Gli aspetti più importanti sono cosi riassumibili: garantire la riservatezza alla donna già nel momento del triage, rispettare l’anonimato se la donna lo richiede, ridurre al minimo l’attesa (in questo periodo, i tempi d’attesa sono stati piuttosto buoni: il 60% delle situazioni sono state prese in carico in meno di un’ora), ospitare la donna in un ambiente riservato al di fuori della sala d’aspetto tutelandola dall’eventuale arrivo del maltrattante. E’ molto importante conquistare la fiducia della donna per acquisire la sua disponibilità a eseguire tutti i passaggi conseguenti.

In questi casi l’aspetto psicologico è fondamentale e la visita va eseguita con la massima attenzione, registrando tutti i particolari, lasciando alla donna anche i momenti di silenzio, segnalando se c’è stata la presenza di minori durante gli episodi di violenza.

Capita spesso che ci sia un’evidente incongruenza tra la versione della vittima e la valutazione del medico. In questo caso occorre dire in modo diretto che si ha il sospetto di violenza e/o maltrattamenti rassicurando la donna che tutto il suo racconto sarà tutelato dal segreto professionale.

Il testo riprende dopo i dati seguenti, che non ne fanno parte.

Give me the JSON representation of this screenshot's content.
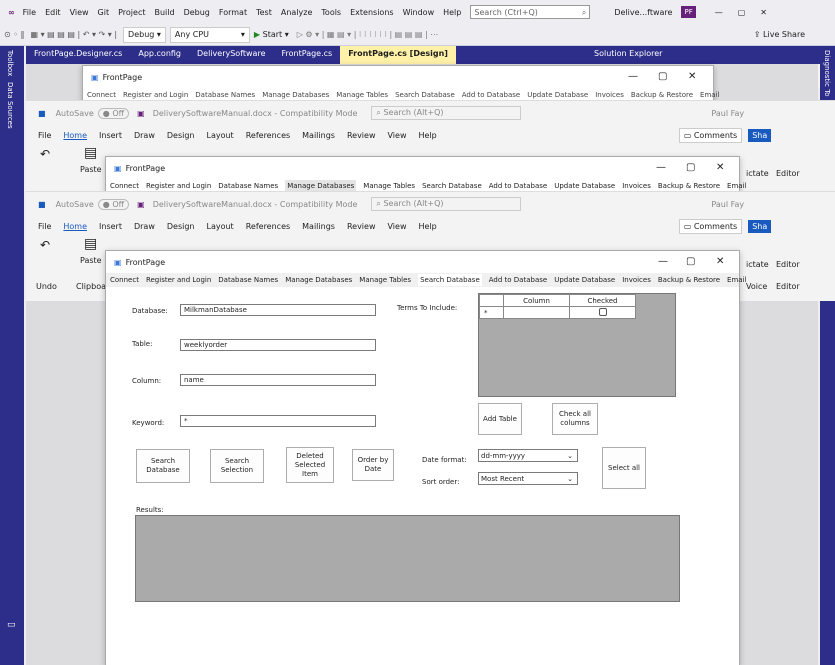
{
  "vs": {
    "menu": [
      "File",
      "Edit",
      "View",
      "Git",
      "Project",
      "Build",
      "Debug",
      "Format",
      "Test",
      "Analyze",
      "Tools",
      "Extensions",
      "Window",
      "Help"
    ],
    "search_placeholder": "Search (Ctrl+Q)",
    "solution_name": "Delive...ftware",
    "profile": "PF",
    "config": "Debug",
    "platform": "Any CPU",
    "start_label": "Start",
    "live_share": "Live Share",
    "tabs": [
      "FrontPage.Designer.cs",
      "App.config",
      "DeliverySoftware",
      "FrontPage.cs",
      "FrontPage.cs [Design]"
    ],
    "solution_explorer": "Solution Explorer",
    "left_strip": [
      "Toolbox",
      "Data Sources"
    ],
    "right_strip": "Diagnostic To"
  },
  "back_form": {
    "title": "FrontPage",
    "menu": [
      "Connect",
      "Register and Login",
      "Database Names",
      "Manage Databases",
      "Manage Tables",
      "Search Database",
      "Add to Database",
      "Update Database",
      "Invoices",
      "Backup & Restore",
      "Email"
    ]
  },
  "word": {
    "autosave": "AutoSave",
    "toggle": "Off",
    "doc_title": "DeliverySoftwareManual.docx - Compatibility Mode",
    "search": "Search (Alt+Q)",
    "user": "Paul Fay",
    "tabs": [
      "File",
      "Home",
      "Insert",
      "Draw",
      "Design",
      "Layout",
      "References",
      "Mailings",
      "Review",
      "View",
      "Help"
    ],
    "comments": "Comments",
    "share": "Sha",
    "paste": "Paste",
    "undo": "Undo",
    "clipboard": "Clipboar",
    "dictate": "ictate",
    "editor": "Editor",
    "voice": "Voice"
  },
  "middle_form": {
    "title": "FrontPage",
    "menu": [
      "Connect",
      "Register and Login",
      "Database Names",
      "Manage Databases",
      "Manage Tables",
      "Search Database",
      "Add to Database",
      "Update Database",
      "Invoices",
      "Backup & Restore",
      "Email"
    ]
  },
  "front_form": {
    "title": "FrontPage",
    "menu": [
      "Connect",
      "Register and Login",
      "Database Names",
      "Manage Databases",
      "Manage Tables",
      "Search Database",
      "Add to Database",
      "Update Database",
      "Invoices",
      "Backup & Restore",
      "Email"
    ],
    "database_label": "Database:",
    "database_value": "MilkmanDatabase",
    "table_label": "Table:",
    "table_value": "weeklyorder",
    "column_label": "Column:",
    "column_value": "name",
    "keyword_label": "Keyword:",
    "keyword_value": "*",
    "terms_label": "Terms To Include:",
    "grid_headers": [
      "Column",
      "Checked"
    ],
    "grid_marker": "*",
    "add_table": "Add Table",
    "check_all": "Check all columns",
    "search_database": "Search Database",
    "search_selection": "Search Selection",
    "deleted_selected": "Deleted Selected Item",
    "order_by_date": "Order by Date",
    "date_format_label": "Date format:",
    "date_format_value": "dd-mm-yyyy",
    "sort_order_label": "Sort order:",
    "sort_order_value": "Most Recent",
    "select_all": "Select all",
    "results_label": "Results:"
  }
}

Ma come fate se la donna è straniera?

Capirsi bene è importante e nel caso la donna non parli l’italiano si deve attivare un interprete, che non sia il partner od un parente per evitare che il tradotto venga distorto.

Ma sappiamo che ci sono tante culture diverse, la donna viene di solito accompagnata nella visita?

No assolutamente. La visita solitamente avviene con la sola presenza degli operatori sanitari. L’accompagnatore è previsto solo nel caso in cui la vittima sia minorenne.

Nel caso in cui la donna non dichiari apertamente di essere stata vittima di violenza e non ci siano segni visibili ci sono segnali che vi permettano di capire?

Si, con l’esperienza ne abbiamo individuati diversi: l’incoerenza nel modo di raccontare i fatti, il rifiuto di spiegare l’origine delle ferite, la lunga latenza tra il momento dell’episodio e quello della visita, i ripetuti accessi e la frequenza dell’abbandono del Pronto Soccorso prima della visita, la nervosità, i soprassalti, i pianti, l’inquietudine, il disagio, l’imbarazzo, lo sguardo sfuggente, uno stato di confusione, uno stato d’ansia con crisi di panico, depressione e tristezza.

Come vi comportate nel momento della dimissione?

Va prestata la massima attenzione alla predisposizione del referto che deve riportare una descrizione dettagliata e precisa delle dichiarazioni rese dalla vittima in merito alle modalità dell’aggressione e al numero di aggressori. Non va dimenticato che la relazione dovrà essere ben fatta in modo da risultare un valido aiuto per gli organi inquirenti: Magistratura e Polizia giudiziaria.

Nel caso in cui la donna dovesse aver bisogno di essere tutelata è prevista la possibilità di trattenerla in osservazione temporanea.

Qualora le condizioni psicologiche della vittima siano particolarmente vulnerabili occorre chiedere l’intervento di figure specialistiche come psicologi e psichiatri. Occorre, infatti, tener conto che la “gestione” della vittima di violenza, specie se di natura sessuale, costituisce un problema complesso, da affrontare attraverso competenze interdisciplinari. Tale assistenza è peraltro irrinunciabile laddove la vittima dell’abuso sia persona di età minore.

Qualora il problema non sia di natura sanitaria ma sociale a chi vi rivolgete?

Durante le ore diurne feriali possiamo rivolgerci all’assistente sociale del Comune di residenza. Nelle ore notturne e nei festivi c’è la possibilità di rivolgersi telefonicamente, grazie ad una convenzione stipulata con alcuni Comuni, al Centro antiviolenza che garantisce una reperibilità telefonica con la possibilità di collocazione in alloggi temporanei per alcuni giorni. Tale soluzione deve essere necessariamente utilizzata quando c’è bisogno di una sistemazione extraospedaliera della donna e di eventuali minori.

In tutti i casi, comunque, forniamo alla donna materiale informativo del Centro Antiviolenza di Parma e del punto di ascolto di Fidenza.